Unfortunately, the problem is that equivalents to Western goods are often not produced in Russia. “Russia produces few high value goods that can compete with imports,” noted a 2017 Moscow Times article. “Thanks to oil inflating the value of the ruble it has always been cheaper and easier to import finished goods than go through the process of investing money into expensive production and development lines that produce goods that are, at the end of the day, inferior to the imports.”

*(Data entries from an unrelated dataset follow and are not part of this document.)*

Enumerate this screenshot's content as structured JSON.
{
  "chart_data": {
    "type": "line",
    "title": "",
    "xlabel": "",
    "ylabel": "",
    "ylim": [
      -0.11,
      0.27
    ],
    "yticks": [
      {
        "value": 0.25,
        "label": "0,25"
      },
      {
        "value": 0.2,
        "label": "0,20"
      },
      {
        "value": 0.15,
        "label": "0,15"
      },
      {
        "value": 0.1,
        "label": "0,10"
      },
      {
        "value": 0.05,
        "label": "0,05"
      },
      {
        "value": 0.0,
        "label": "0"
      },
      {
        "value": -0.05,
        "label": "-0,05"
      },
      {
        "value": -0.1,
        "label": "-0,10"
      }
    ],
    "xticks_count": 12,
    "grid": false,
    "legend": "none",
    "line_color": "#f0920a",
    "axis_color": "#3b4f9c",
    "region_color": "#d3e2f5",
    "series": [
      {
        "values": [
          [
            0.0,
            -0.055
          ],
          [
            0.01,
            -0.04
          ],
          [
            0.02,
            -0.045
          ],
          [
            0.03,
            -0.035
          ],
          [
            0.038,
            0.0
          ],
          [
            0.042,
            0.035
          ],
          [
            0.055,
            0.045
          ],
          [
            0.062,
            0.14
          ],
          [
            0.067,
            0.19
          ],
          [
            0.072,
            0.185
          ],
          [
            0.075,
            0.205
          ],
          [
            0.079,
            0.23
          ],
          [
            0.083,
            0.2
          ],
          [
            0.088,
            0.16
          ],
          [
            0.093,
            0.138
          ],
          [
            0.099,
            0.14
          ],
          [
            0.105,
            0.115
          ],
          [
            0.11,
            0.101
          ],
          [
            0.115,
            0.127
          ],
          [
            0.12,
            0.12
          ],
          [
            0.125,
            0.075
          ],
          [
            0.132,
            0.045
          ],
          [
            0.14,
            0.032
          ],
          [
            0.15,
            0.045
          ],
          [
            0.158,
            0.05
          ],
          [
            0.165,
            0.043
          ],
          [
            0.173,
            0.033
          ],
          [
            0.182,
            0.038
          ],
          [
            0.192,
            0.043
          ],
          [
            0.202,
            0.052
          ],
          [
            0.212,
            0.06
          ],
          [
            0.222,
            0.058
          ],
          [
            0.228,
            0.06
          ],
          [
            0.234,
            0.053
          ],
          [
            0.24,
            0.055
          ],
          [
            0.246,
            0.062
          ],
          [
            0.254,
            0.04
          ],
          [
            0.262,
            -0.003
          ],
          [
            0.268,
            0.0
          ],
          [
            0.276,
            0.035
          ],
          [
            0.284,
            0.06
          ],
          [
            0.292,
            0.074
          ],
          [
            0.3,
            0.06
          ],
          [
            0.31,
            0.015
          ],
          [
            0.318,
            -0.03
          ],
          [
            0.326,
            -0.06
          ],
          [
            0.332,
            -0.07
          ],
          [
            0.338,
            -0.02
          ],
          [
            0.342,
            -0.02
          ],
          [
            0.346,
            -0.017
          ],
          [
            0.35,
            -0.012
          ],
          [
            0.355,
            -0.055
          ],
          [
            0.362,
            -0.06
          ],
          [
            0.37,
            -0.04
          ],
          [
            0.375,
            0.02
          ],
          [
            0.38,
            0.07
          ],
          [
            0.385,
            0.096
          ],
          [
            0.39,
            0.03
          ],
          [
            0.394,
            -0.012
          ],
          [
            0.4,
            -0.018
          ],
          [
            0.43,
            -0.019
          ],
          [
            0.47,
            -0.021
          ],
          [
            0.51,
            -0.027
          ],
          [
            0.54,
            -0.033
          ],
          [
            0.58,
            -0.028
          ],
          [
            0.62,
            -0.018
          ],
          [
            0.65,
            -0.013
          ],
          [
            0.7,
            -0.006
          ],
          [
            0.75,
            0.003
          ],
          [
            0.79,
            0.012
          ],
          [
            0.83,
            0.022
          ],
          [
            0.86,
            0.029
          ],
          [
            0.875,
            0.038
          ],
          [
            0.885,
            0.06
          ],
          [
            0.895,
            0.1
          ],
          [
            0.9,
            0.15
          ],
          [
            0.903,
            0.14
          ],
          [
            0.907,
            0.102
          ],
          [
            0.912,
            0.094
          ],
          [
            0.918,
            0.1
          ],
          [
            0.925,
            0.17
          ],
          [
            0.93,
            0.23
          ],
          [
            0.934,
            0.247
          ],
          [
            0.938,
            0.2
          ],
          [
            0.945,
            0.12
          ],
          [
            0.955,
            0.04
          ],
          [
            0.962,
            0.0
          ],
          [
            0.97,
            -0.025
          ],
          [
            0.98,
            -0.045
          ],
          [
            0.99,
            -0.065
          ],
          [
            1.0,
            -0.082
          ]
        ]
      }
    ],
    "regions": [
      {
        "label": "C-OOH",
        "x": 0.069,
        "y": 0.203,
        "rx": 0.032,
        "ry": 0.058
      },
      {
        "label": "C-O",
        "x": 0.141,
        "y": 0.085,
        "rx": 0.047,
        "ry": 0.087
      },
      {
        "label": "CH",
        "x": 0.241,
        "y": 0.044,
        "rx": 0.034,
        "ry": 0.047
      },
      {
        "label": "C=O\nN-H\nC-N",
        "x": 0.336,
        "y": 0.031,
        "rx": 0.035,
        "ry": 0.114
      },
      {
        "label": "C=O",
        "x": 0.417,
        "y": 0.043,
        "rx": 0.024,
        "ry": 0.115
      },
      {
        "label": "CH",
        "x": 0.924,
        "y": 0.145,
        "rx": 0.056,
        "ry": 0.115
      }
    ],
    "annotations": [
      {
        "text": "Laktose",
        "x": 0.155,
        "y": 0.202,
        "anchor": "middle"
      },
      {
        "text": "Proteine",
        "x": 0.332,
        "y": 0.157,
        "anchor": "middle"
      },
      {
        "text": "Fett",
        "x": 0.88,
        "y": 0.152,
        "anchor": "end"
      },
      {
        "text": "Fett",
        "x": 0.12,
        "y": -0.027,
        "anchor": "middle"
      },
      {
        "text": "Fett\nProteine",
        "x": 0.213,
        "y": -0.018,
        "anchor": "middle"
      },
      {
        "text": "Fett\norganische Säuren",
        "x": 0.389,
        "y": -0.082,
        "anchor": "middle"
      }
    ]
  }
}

In Soviet times, Russia was notorious for stealing Western technology, or reverse-engineering imported Western goods (as China does today). The issue became so worrisome that in the 1980s, the Reagan administration began a covert program to deliberately send defective computer chips and other hardware to Russia in the hope that Soviet copies would be crippled.
The Russian government has tried to portray import substitution as a success. For example, in March 2019, Deputy Prime Minister Yuri Borisov claimed that Russia had been able to devise domestic replacements for American materials used in the wing of the MC-21 airliner.

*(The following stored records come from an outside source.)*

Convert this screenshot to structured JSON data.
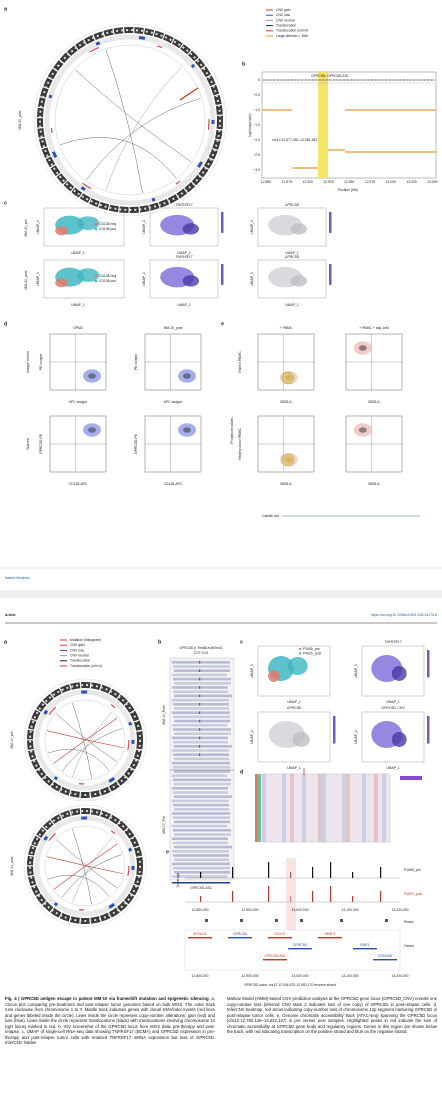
{
  "figure_top": {
    "panel_a": {
      "letter": "a",
      "side_label": "MM-20_post",
      "legend": [
        "CNV gain",
        "CNV loss",
        "CNV neutral",
        "Translocation",
        "Translocation (chr14)",
        "Large deletion > 1Mb"
      ]
    },
    "panel_b": {
      "letter": "b",
      "title": "GPRC5D, GPRC5D-AS1",
      "annotation": "chr12:12,877,450–12,981,981",
      "y_label": "log2(copy ratio)",
      "x_label": "Position (Mb)",
      "yticks": [
        "0",
        "−0.5",
        "−1.0",
        "−1.5",
        "−2.0",
        "−2.5",
        "−3.0"
      ],
      "xticks": [
        "12.850",
        "12.875",
        "12.900",
        "12.925",
        "12.950",
        "12.975",
        "13.000",
        "13.025",
        "13.050"
      ]
    },
    "panel_c": {
      "letter": "c",
      "x_label": "UMAP_1",
      "y_label": "UMAP_2",
      "rows": [
        {
          "label": "MM-20_pre",
          "legend": [
            "CD138 neg",
            "CD138 pos"
          ],
          "genes": [
            "TNFRSF17",
            "GPRC5D"
          ]
        },
        {
          "label": "MM-20_post",
          "legend": [
            "CD138 neg",
            "CD138 pos"
          ],
          "genes": [
            "TNFRSF17",
            "GPRC5D"
          ]
        }
      ]
    },
    "panel_d": {
      "letter": "d",
      "columns": [
        "OPM2",
        "MM-20_post"
      ],
      "rows": [
        {
          "label": "Isotype control",
          "y_label": "PE isotype",
          "x_label": "APC isotype"
        },
        {
          "label": "Stained",
          "y_label": "GPRC5D-PE",
          "x_label": "CD138-APC"
        }
      ]
    },
    "panel_e": {
      "letter": "e",
      "columns": [
        "+ PBMC",
        "+ PBMC + talq 1nM"
      ],
      "rows": [
        "Patient PBMC",
        "Healthy donor PBMC"
      ],
      "side_label": "Propidium iodide–",
      "x_label": "B525-A",
      "bottom_label": "Calcein AM"
    }
  },
  "footer": {
    "journal": "Nature Medicine"
  },
  "header": {
    "section": "Article",
    "doi": "https://doi.org/10.1038/s41591-025-04175-8"
  },
  "figure_bottom": {
    "panel_a": {
      "letter": "a",
      "legend": [
        "Mutation (histogram)",
        "CNV gain",
        "CNV loss",
        "CNV neutral",
        "Translocation",
        "Translocation (chr14)"
      ],
      "circles": [
        "MM-10_pre",
        "MM-10_post"
      ]
    },
    "panel_b": {
      "letter": "b",
      "title": "GPRC5D p.Thr88LeufsTer21",
      "subtitle": "CCF 0.91",
      "tracks": [
        "MM-10_Post",
        "MM-10_Pre"
      ],
      "gene": "GPRC5D-AS1"
    },
    "panel_c": {
      "letter": "c",
      "legend": [
        "P1695_pre",
        "P4520_post"
      ],
      "plots": [
        "TNFRSF17",
        "GPRC5D",
        "GPRC5D_CNV"
      ],
      "x_label": "UMAP_1",
      "y_label": "UMAP_2"
    },
    "panel_d": {
      "letter": "d"
    },
    "panel_e": {
      "letter": "e",
      "y_label": "Coverage",
      "tracks": [
        "P1695_pre",
        "P4520_post"
      ],
      "xticks": [
        "12,800,000",
        "12,900,000",
        "13,000,000",
        "13,100,000",
        "13,200,000"
      ],
      "peaks_label": "Peaks",
      "genes_label": "Genes",
      "genes": [
        "APOLD1",
        "GPRC5A",
        "DDX47",
        "GPRC5D",
        "HEBP1",
        "EMP1",
        "GPRC5D-AS1",
        "CDKN1B"
      ],
      "locus": "GPRC5D locus: chr12 12,946,575-12,952,170 reverse strand"
    }
  },
  "caption": {
    "label": "Fig. 4 | GPRC5D antigen escape in patient MM-10 via frameshift mutation and epigenetic silencing.",
    "left": "a, Circos plot comparing pre-treatment and post-relapse tumor genomes based on bulk WGS. The outer track runs clockwise from chromosome 1 to Y. Middle track indicates genes with clonal SNV/indel events (red lines and genes labeled inside the circle). Lines inside the circle represent copy-number alterations: gain (red) and loss (blue). Lines inside the circle represent translocations (black) with translocations involving chromosome 14 (IgH locus) marked in red. b, IGV screenshot of the GPRC5D locus from WGS data, pre-therapy and post-relapse. c, UMAP of single-cell RNA-seq data showing TNFRSF17 (BCMA) and GPRC5D expression in pre-therapy and post-relapse tumor cells with retained TNFRSF17 mRNA expression but loss of GPRC5D. InferCNV hidden",
    "right": "Markov Model (HMM)-based CNV prediction analysis at the GPRC5D gene locus (GPRC5D_CNV) reveals one copy-number loss (inferred CNV state 2 indicates loss of one copy) of GPRC5D in post-relapse cells. d, InferCNV heatmap, red arrow indicating copy-number loss of chromosome 12p segment harboring GPRC5D in post-relapse tumor cells. e, Genome chromatin accessibility track (ATAC-seq) spanning the GPRC5D locus (chr12:12,782,146–13,222,147) in pre versus post samples. Highlighted peaks in red indicate the loss of chromatin accessibility at GPRC5D gene body and regulatory regions. Genes in this region are shown below the track, with red indicating transcription on the positive strand and blue on the negative strand."
  }
}
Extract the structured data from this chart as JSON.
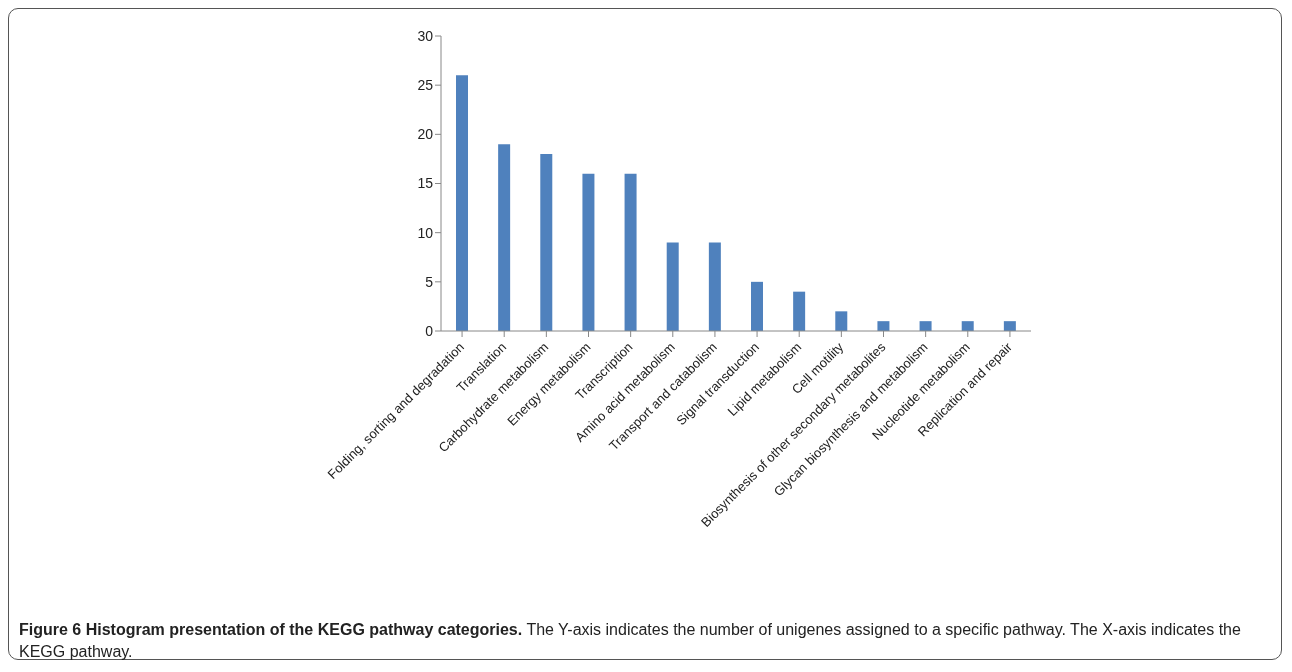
{
  "chart_data": {
    "type": "bar",
    "title": "Figure 6 Histogram presentation of the KEGG pathway categories.",
    "annotations": [
      "The Y-axis indicates the number of unigenes assigned to a specific pathway. The X-axis indicates the KEGG pathway."
    ],
    "categories": [
      "Folding, sorting and degradation",
      "Translation",
      "Carbohydrate metabolism",
      "Energy metabolism",
      "Transcription",
      "Amino acid metabolism",
      "Transport and catabolism",
      "Signal transduction",
      "Lipid metabolism",
      "Cell motility",
      "Biosynthesis of other secondary metabolites",
      "Glycan biosynthesis and metabolism",
      "Nucleotide metabolism",
      "Replication and repair"
    ],
    "values": [
      26,
      19,
      18,
      16,
      16,
      9,
      9,
      5,
      4,
      2,
      1,
      1,
      1,
      1
    ],
    "color": "#4f81bd",
    "ylim": [
      0,
      30
    ],
    "yticks": [
      0,
      5,
      10,
      15,
      20,
      25,
      30
    ],
    "grid": false,
    "legend": false
  }
}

Some Western experts say that sanctions have actually stimulated the Russian economy in areas such as agriculture. Yet others – including Russian experts – warn that sanctions are taking a bite out of Russia’s sluggish economy, which may grow as little as 1.2 percent in 2019.
Some industries, such as machine-building and metalworking, are more than 90 percent dependent on imports, Russian economist Andrei Kolganov told the Regnum news agency. “In fact, all numerically controlled machines and almost all industrial robots are imported. There is no mass production of industrial robots in the Russian Federation. Only experimental. A few years ago, the last workshop that made industrial robots closed. For other types of equipment import dependence from 60% to 80%. This applies to chemical, printing and textile equipment.”
To be fair, Russia is hardly the first nation to pursue autarky, or economic self-sufficiency. Nazi Germany tried it, with some success in looting raw materials from conquered Europe, or developing synthetic oil to replace imported petroleum. But the Nazi economy was still hampered by lack of materials that could not be substituted.
The Buy American Act, which mandates that federal agencies favor U.S.-made goods, has been around since 1933. President Trump’s tariffs will help some American industries against Chinese imports (though hurting other industries and raising consumer prices).
Still, successful autarky requires a nation that can manufacture domestically much of what it needs. Which seems to be a problem for Russia.